Причем эта взаимосвязь касается не только рационального содержания художественных произведений (так сказать, «корпуса» его «мыслей»), но и содержания эмоционального (т.е. состава выражаемых и возбуждаемых им чувств). Для восприятия произведения читатель должен быть предрасположен к нему не только своими мыслями, но и эмоциями, и чем шире круг людей, способных понимать и чувствовать произведение, тем сильнее его воздействие на общество и тем сильнее оно выражает настроения и мысли этого общества.

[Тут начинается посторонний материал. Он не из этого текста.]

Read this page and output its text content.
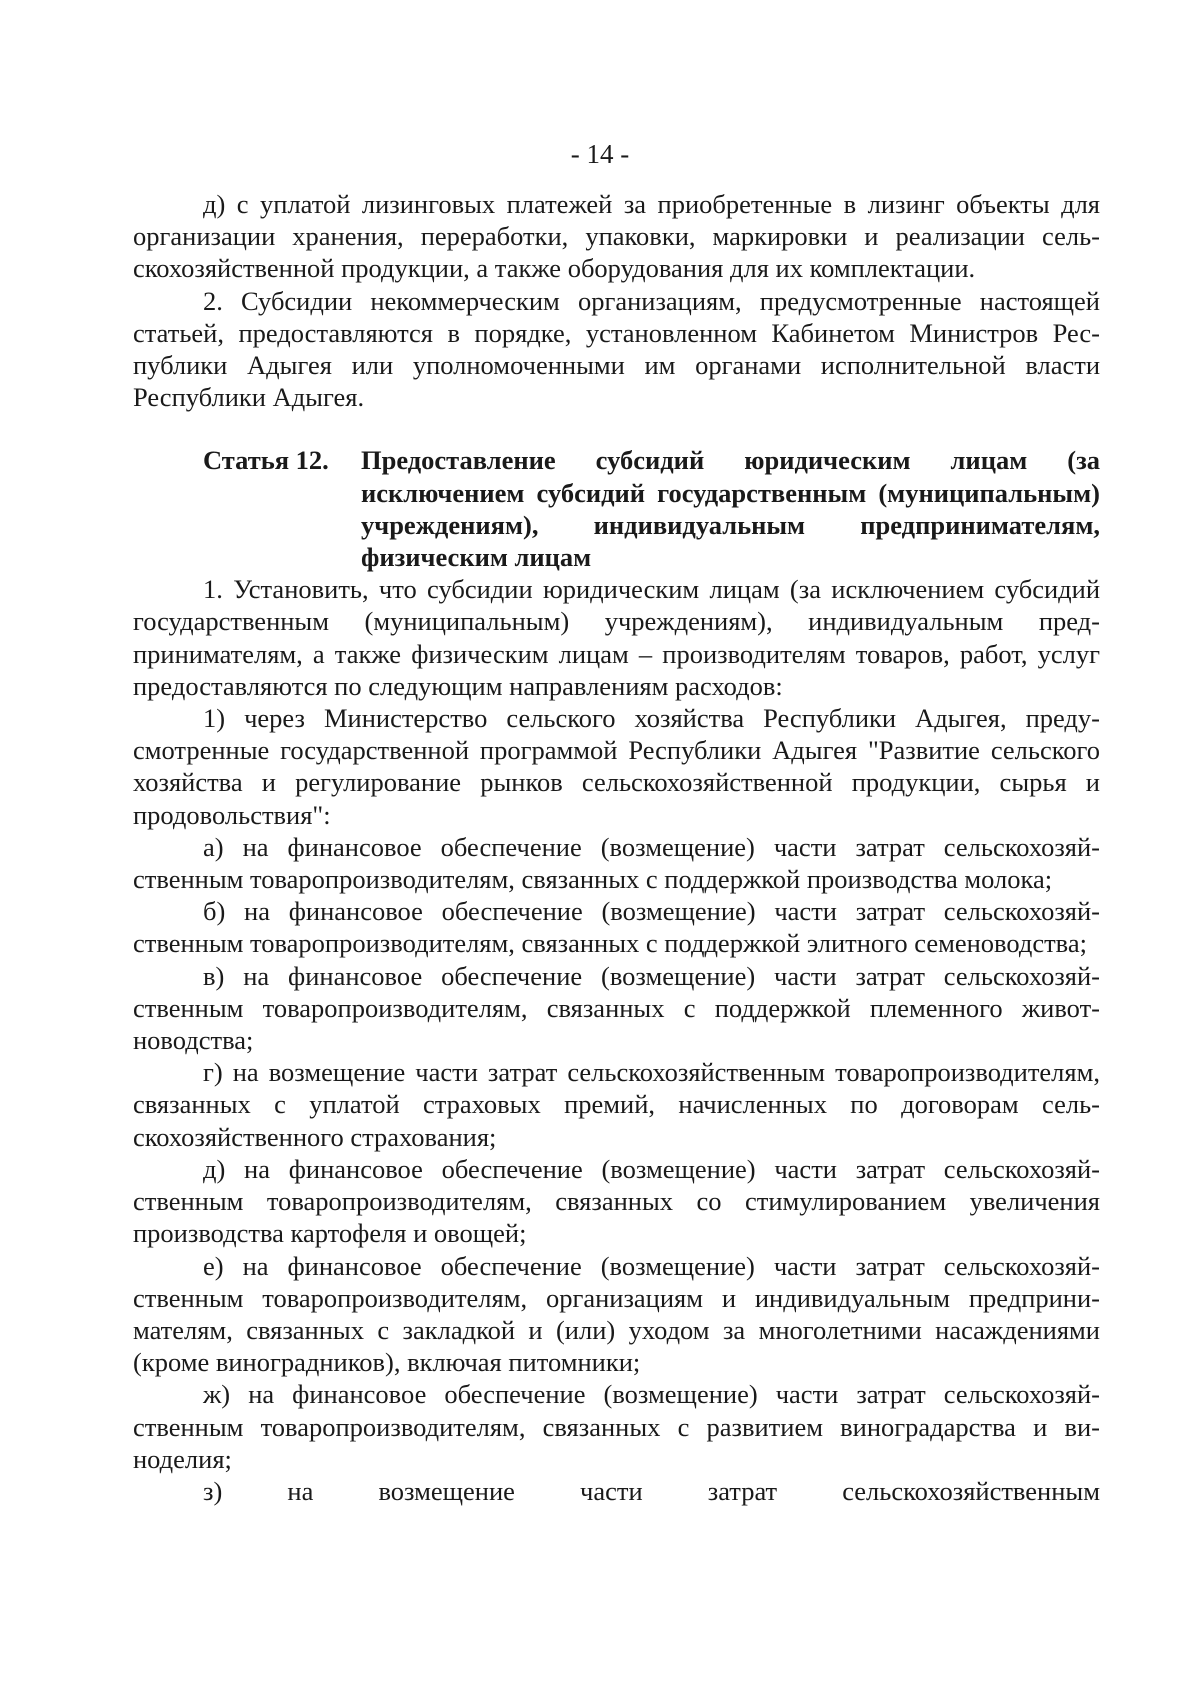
- 14 -

д) с уплатой лизинговых платежей за приобретенные в лизинг объекты для организации хранения, переработки, упаковки, маркировки и реализации сельскохозяйственной продукции, а также оборудования для их комплектации.

2. Субсидии некоммерческим организациям, предусмотренные настоящей статьей, предоставляются в порядке, установленном Кабинетом Министров Республики Адыгея или уполномоченными им органами исполнительной власти Республики Адыгея.

Статья 12.	Предоставление субсидий юридическим лицам (за исключением субсидий государственным (муниципальным) учреждениям), индивидуальным предпринимателям, физическим лицам

1. Установить, что субсидии юридическим лицам (за исключением субсидий государственным (муниципальным) учреждениям), индивидуальным предпринимателям, а также физическим лицам – производителям товаров, работ, услуг предоставляются по следующим направлениям расходов:

1) через Министерство сельского хозяйства Республики Адыгея, предусмотренные государственной программой Республики Адыгея "Развитие сельского хозяйства и регулирование рынков сельскохозяйственной продукции, сырья и продовольствия":

а) на финансовое обеспечение (возмещение) части затрат сельскохозяйственным товаропроизводителям, связанных с поддержкой производства молока;

б) на финансовое обеспечение (возмещение) части затрат сельскохозяйственным товаропроизводителям, связанных с поддержкой элитного семеноводства;

в) на финансовое обеспечение (возмещение) части затрат сельскохозяйственным товаропроизводителям, связанных с поддержкой племенного животноводства;

г) на возмещение части затрат сельскохозяйственным товаропроизводителям, связанных с уплатой страховых премий, начисленных по договорам сельскохозяйственного страхования;

д) на финансовое обеспечение (возмещение) части затрат сельскохозяйственным товаропроизводителям, связанных со стимулированием увеличения производства картофеля и овощей;

е) на финансовое обеспечение (возмещение) части затрат сельскохозяйственным товаропроизводителям, организациям и индивидуальным предпринимателям, связанных с закладкой и (или) уходом за многолетними насаждениями (кроме виноградников), включая питомники;

ж) на финансовое обеспечение (возмещение) части затрат сельскохозяйственным товаропроизводителям, связанных с развитием виноградарства и виноделия;

з) на возмещение части затрат сельскохозяйственным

«Личность поэта,– писал Потебня,– исключительна лишь потому, что в ней в большей сосредоточенности находятся те элементы, которые находятся и в понимающем его произведения» [544]. Но она все же исключительна, т.е. отнюдь не равна личности воспринимающих, даже стоящих на том же уровне культурного развития, что и поэт, не говоря уже о так называемой «толпе» или «черни», о которой столь резко в свое время писал Пушкин. Поэтому, с точки зрения Потебни, «литература, в частности поэзия, всегда аристократична в том смысле, что создается и движется умами, стоящими выше толпы; но, говоря образом, знакомым русской поэзии, пророк остается пророком лишь до тех пор, пока проникнут своим призванием «глаголом жечь сердца людей», т.е. людей без ограничения видом. Это предполагает в высшем уме стремление к массе, любовь к ней; ибо невозможно ни любить, ни делать добра тем, кого презираешь. Говорить уму и сердцу людей можно, лишь зная то, что они знают, и кое-что сверх того, и лишь на их языке» [376].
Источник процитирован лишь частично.